Vercel, the cloud infrastructure provider behind the Next.js framework, officially disclosed a security breach on April 20, 2026, following the compromise of a third-party AI productivity tool. The incident allowed unauthorized actors to gain access to internal Vercel environments and exfiltrate non-sensitive environment variables belonging to a limited subset of the platform's customers. The breach originated from a security failure at Context.ai, an agentic AI platform used by a Vercel employee. According to Vercel’s security bulletin, attackers compromised Context.ai’s Google Workspace OAuth application, which granted them inherited access to the Vercel employee’s enterprise account. This initial foothold enabled the threat actor to bypass internal security perimeters and move laterally into Vercel’s internal management systems.

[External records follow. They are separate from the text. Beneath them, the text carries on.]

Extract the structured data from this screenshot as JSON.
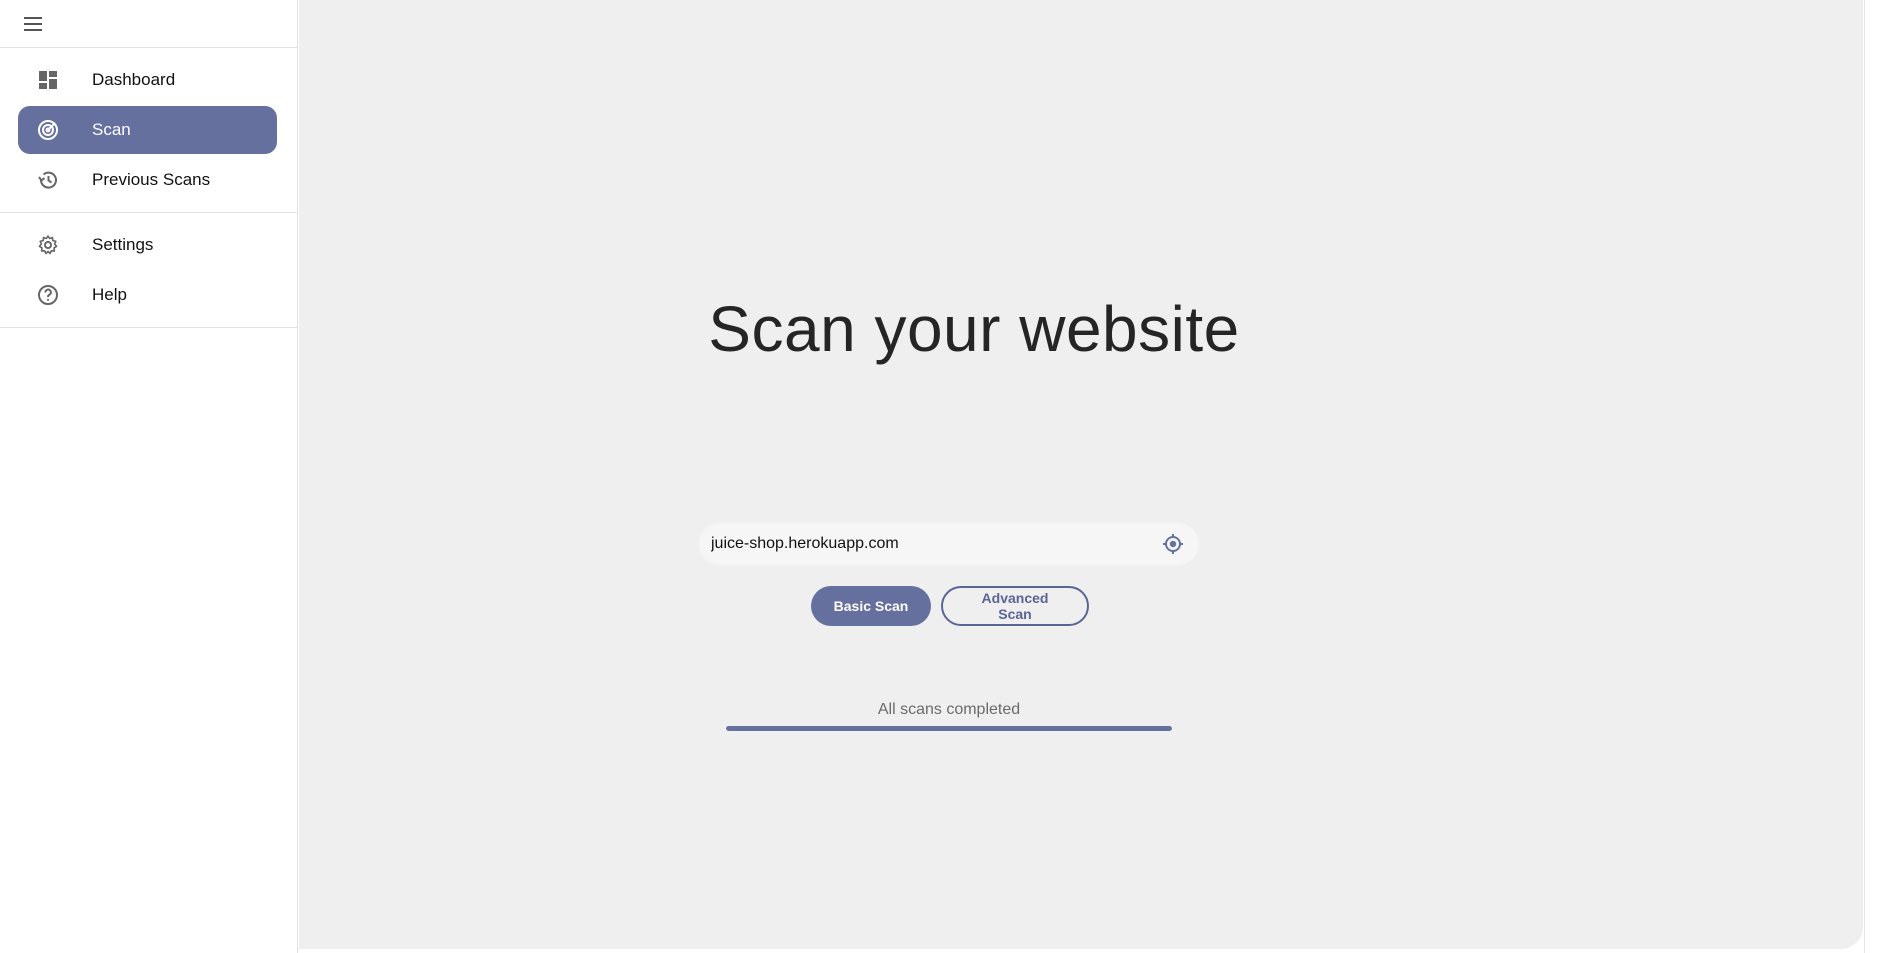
{
  "sidebar": {
    "menu_icon": "hamburger-menu-icon",
    "primary_items": [
      {
        "label": "Dashboard",
        "icon": "dashboard-icon",
        "active": false
      },
      {
        "label": "Scan",
        "icon": "radar-target-icon",
        "active": true
      },
      {
        "label": "Previous Scans",
        "icon": "history-icon",
        "active": false
      }
    ],
    "secondary_items": [
      {
        "label": "Settings",
        "icon": "gear-icon",
        "active": false
      },
      {
        "label": "Help",
        "icon": "help-circle-icon",
        "active": false
      }
    ]
  },
  "main": {
    "headline": "Scan your website",
    "search": {
      "value": "juice-shop.herokuapp.com",
      "placeholder": "",
      "icon": "crosshair-target-icon"
    },
    "buttons": {
      "basic": "Basic Scan",
      "advanced": "Advanced Scan"
    },
    "status": {
      "text": "All scans completed",
      "progress_percent": 100
    }
  },
  "colors": {
    "accent": "#66709f",
    "main_background": "#efeff0",
    "outline_button": "#5a6596"
  }
}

Vercel CEO Guillermo Rauch stated that the company’s Sensitive Environment Variables remained secure throughout the intrusion. These high-security secrets are stored in a hardware-encrypted vault and were not accessible through the internal administrative endpoints reached by the attackers. However, environment variables not explicitly marked as sensitive—such as public API endpoints and deployment metadata—were enumerated and potentially exfiltrated. Vercel has not yet released the exact number of affected users but confirmed that all impacted parties have been notified and advised to rotate their credentials immediately.

The threat intelligence firm Hudson Rock identified a potential root cause, noting that a Context.ai employee was infected with Lumma Stealer malware in February 2026. This infection likely facilitated the initial theft of the OAuth tokens used in the subsequent supply chain escalation. A threat actor operating under the pseudonym ShinyHunters has claimed responsibility for the attack, purportedly offering the stolen data for sale on underground forums for 2 million dollars.

Vercel’s security operations team detected the unauthorized activity on April 19, 2026, and moved to revoke the compromised OAuth tokens and rotate internal service credentials. The company has engaged Google-owned Mandiant to conduct a comprehensive forensic audit and has notified law enforcement. While Vercel’s core services and the Vercel Edge Network remained operational during the incident, the company has implemented a temporary suspension of third-party AI integrations across its corporate network.

In official statements, Vercel described the attackers as highly sophisticated due to their operational velocity and deep understanding of the platform's internal architecture. The company plans to release a detailed technical post-mortem and has urged all customers to review their activity logs and ensure that all sensitive data is correctly classified within the Vercel dashboard to prevent future exposure.